We are in a time when guests are making excuses for not coming inside the house for our dinner. And others don’t think the dinner is for them. Maybe those invited guests who didn’t become guests were the usual ones for his parties and were often invited. The man giving the dinner was rich and he was inviting those like him, who had much already. Maybe even they knew something about his dinners and had grown bored with them, or they weren’t nutritious food for the soul. Or maybe, probably, they were taking care of their own worth in the world’s eyes, worrying about maintaining their success in the nt culture’s world’s eyes—tending to their property—instead of looking for opportunities to be in right relationship with others, in celebration and spending of what they’d been given and who they were, being God’s people, otherwise known as the church.
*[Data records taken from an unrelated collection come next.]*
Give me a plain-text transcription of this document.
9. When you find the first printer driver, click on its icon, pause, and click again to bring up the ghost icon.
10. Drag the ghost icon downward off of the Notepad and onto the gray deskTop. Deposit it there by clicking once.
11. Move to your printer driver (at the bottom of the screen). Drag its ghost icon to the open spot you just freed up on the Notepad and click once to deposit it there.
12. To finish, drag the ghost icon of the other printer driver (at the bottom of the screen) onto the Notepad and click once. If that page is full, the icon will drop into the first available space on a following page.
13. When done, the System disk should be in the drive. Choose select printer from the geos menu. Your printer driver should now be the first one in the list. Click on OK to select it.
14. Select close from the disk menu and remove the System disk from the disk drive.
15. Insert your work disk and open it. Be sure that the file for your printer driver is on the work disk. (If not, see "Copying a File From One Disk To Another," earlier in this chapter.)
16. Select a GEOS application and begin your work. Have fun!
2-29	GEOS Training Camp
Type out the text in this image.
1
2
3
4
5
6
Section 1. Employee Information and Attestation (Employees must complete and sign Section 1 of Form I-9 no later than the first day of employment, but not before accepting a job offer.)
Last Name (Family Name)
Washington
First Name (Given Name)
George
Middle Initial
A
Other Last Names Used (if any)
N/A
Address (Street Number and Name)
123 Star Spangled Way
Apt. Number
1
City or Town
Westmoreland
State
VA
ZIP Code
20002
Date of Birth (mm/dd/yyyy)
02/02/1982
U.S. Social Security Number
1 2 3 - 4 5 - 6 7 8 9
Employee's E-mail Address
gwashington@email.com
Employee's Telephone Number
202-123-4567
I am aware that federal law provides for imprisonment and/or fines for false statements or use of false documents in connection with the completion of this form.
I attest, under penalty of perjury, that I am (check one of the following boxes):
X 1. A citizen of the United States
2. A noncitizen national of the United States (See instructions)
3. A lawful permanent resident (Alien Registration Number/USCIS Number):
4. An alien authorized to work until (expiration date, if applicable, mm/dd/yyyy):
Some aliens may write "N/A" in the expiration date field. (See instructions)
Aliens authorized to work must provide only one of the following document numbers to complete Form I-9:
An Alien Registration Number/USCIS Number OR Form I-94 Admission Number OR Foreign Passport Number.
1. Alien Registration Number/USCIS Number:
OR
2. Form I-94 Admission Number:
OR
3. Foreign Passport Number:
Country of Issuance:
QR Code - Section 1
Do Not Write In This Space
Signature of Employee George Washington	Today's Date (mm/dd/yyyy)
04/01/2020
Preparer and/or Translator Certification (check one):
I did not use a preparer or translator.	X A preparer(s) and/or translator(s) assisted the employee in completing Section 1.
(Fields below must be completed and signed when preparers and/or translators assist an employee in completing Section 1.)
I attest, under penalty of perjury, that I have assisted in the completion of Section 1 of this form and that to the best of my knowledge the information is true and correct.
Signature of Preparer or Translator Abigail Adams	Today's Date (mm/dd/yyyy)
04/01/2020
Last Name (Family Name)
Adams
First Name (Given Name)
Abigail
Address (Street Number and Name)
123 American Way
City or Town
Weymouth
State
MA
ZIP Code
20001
And so the boundaries of the dinner, the invitations, were expanded. A whole new world of people would become guests, become the church. Or so we hope—the parable leaves us with the invitation, not the arrival. Which is the way of the “kingdom.” But the people who would be coming would not be the ones to bring honor to the host in that culture’s worldview, but instead would bring shame, which God’s invitation erases. And so the nature of the dinner is transformed. Banquets of the rich were highly-organized, controlled, predictable—but this new dinner is spontaneous, risky, permission-giving, downright contagious.
The new dinner of the emergent church would even go beyond the parable by taking the food out of the house. The host would become the guest. The dinner would be made together. The welcoming table becomes a truly moveable feast.
So should be the spirit of the church, of our lives.